Ma poi, lo scorso settembre, affiancato dal fondo britannico Charterhouse, l’imprenditore veneto ha deciso di abbandonare il parterre, esattamente tre anni dopo lo sbarco in borsa, con un’opa del controvalore di 60 milioni di euro (si veda articolo di BeBeez).
Uno dei motivi è stato l’andamento del titolo “Eravamo convinti che il prezzo non esprimesse in modo adeguato il potenziale dell’azienda, anche se negli anni precedenti era arrivato a raddoppiare il prezzo di collocamento”. Ma il motivo fondamentale è stato un altro, seppure collegato al precedente. “In Italia la nutraceutica oggi vale 5 miliardi di euro. In un mercato in crescita così rapida c’era bisogno di notevoli investimenti per mantenere questo ritmo e non perdere terreno. Non parlo solo di crescita interna ma anche di acquisizioni di nuove tecnologie e prodotti, in Italia e all’estero”, racconta Bertin. Nel Documento di Offerta a supporto dell’opa si parla di 50-55 milioni di euro. “Non potevamo trovarli sull’Euronext Growth né esagerare nel fare leva sul debito. I volumi sono troppo piccoli per aumenti di capitale di tale entità, che avrebbe sotterrato il titolo. Avevamo pensato di passare sul segmento Star dove agiscono investitori di maggiore entità, ma la procedura avrebbe richiesto troppo tempo e non potevamo permetterci di aspettare tanto per cogliere le opportunità che via via si sarebbero presentate”.
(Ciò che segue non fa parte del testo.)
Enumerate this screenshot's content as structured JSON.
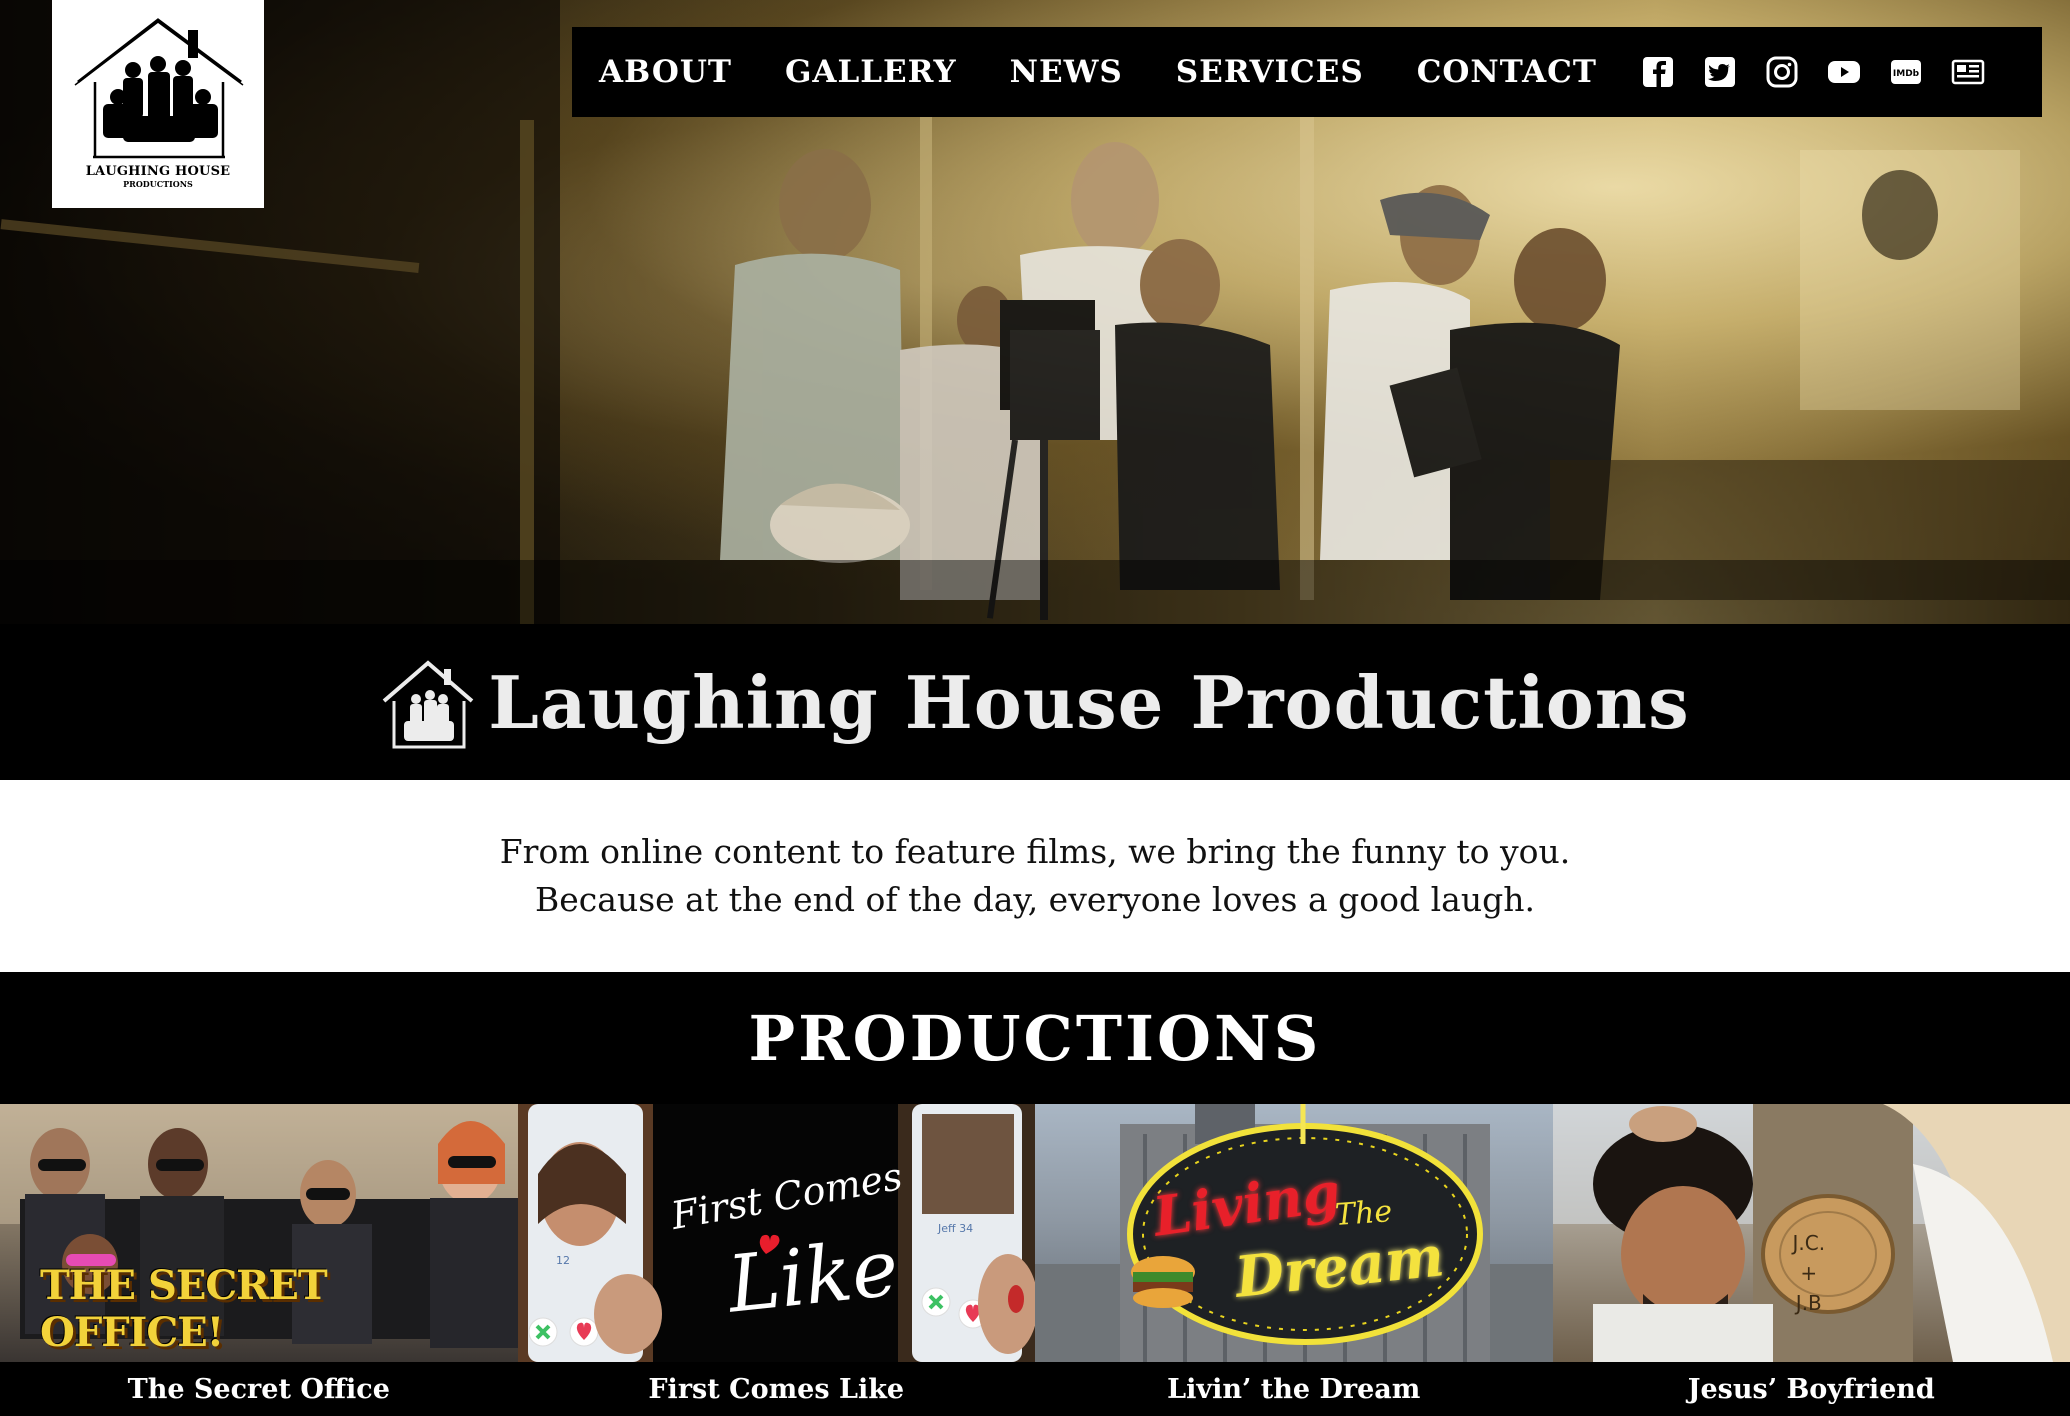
{
  "logo": {
    "line1": "LAUGHING HOUSE",
    "line2": "PRODUCTIONS"
  },
  "nav": {
    "links": [
      "ABOUT",
      "GALLERY",
      "NEWS",
      "SERVICES",
      "CONTACT"
    ],
    "icons": [
      "facebook-icon",
      "twitter-icon",
      "instagram-icon",
      "youtube-icon",
      "imdb-icon",
      "newsletter-icon"
    ],
    "imdb_label": "IMDb"
  },
  "title": "Laughing House Productions",
  "tagline": {
    "line1": "From online content to feature films, we bring the funny to you.",
    "line2": "Because at the end of the day, everyone loves a good laugh."
  },
  "productions": {
    "heading": "PRODUCTIONS",
    "items": [
      {
        "caption": "The Secret Office",
        "art_text": "THE SECRET OFFICE!"
      },
      {
        "caption": "First Comes Like",
        "art_text1": "First Comes",
        "art_text2": "Like",
        "phone_left_num": "12",
        "phone_right_label": "Jeff 34"
      },
      {
        "caption": "Livin’ the Dream",
        "art_text1": "Living",
        "art_text2": "The",
        "art_text3": "Dream"
      },
      {
        "caption": "Jesus’ Boyfriend",
        "art_text1": "J.C.",
        "art_text2": "+",
        "art_text3": "J.B"
      }
    ]
  },
  "colors": {
    "background": "#000000",
    "nav_bg": "#000000",
    "text_light": "#ffffff",
    "tagline_bg": "#ffffff"
  }
}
E allora negli uffici di Istrana (Treviso) ci si è chiesti se non fosse il caso di approfittare delle tante manifestazioni di interesse che continuavano ad arrivare da molti fondi di private equity. Alla fine la scelta è caduta su Charterhouse. “Abbiamo scelto loro perché già molto attivi sull’healthcare in generale e anche sulla nutraceutica, con molti deal conclusi all’estero e pronti a segnalarci opportunità per noi molto importanti per attuare i nostri piani di sviluppo”, spiega il fondatore, che ha conferito il suo 67% al veicolo di acquisizione LBM Next, imitato dal board member e financial advisor della società Claudio De Nadai (che ha apportato il suo 0,5%) mentre il resto, cioè circa 60 milioni di euro apportati in cash dal veicolo CCP No. 7.2 Ltd facente capo a Charterhouse, che non ha utilizzato debito, è andato a finanziare l’opa. Questa, condotta a 10 euro per azione, equivalente a un multiplo sull’Ebitda 2022 di 12,9 contro una media di mercato di 11,8, ha consentito ai detentori di ottenere un upside di circa il 20% rispetto al prezzo alla data dell’annuncio, e di quasi il 67% rispetto al prezzo di Ipo.
Conclusa l’opa, Bertin guarda alla fase due dello sviluppo di Labomar, che chiuderà il 2023 con ricavi superiori a 100 milioni di euro dai 92 dello scorso anno. Ma la crescita dovrebbe accelerare nei prossimi anni. “Finora ci siamo concentrati sul rafforzamento della filiera, acquisendo soprattutto tecnologie, ora puntiamo all’espansione dei volumi, soprattutto sui mercati dell’Ue dove la crescita è più facile grazie all’omogeneità delle normative, in particolare nell’ambito dei dispositivi medici in cui Labomar eccelle”, conclude il fondatore.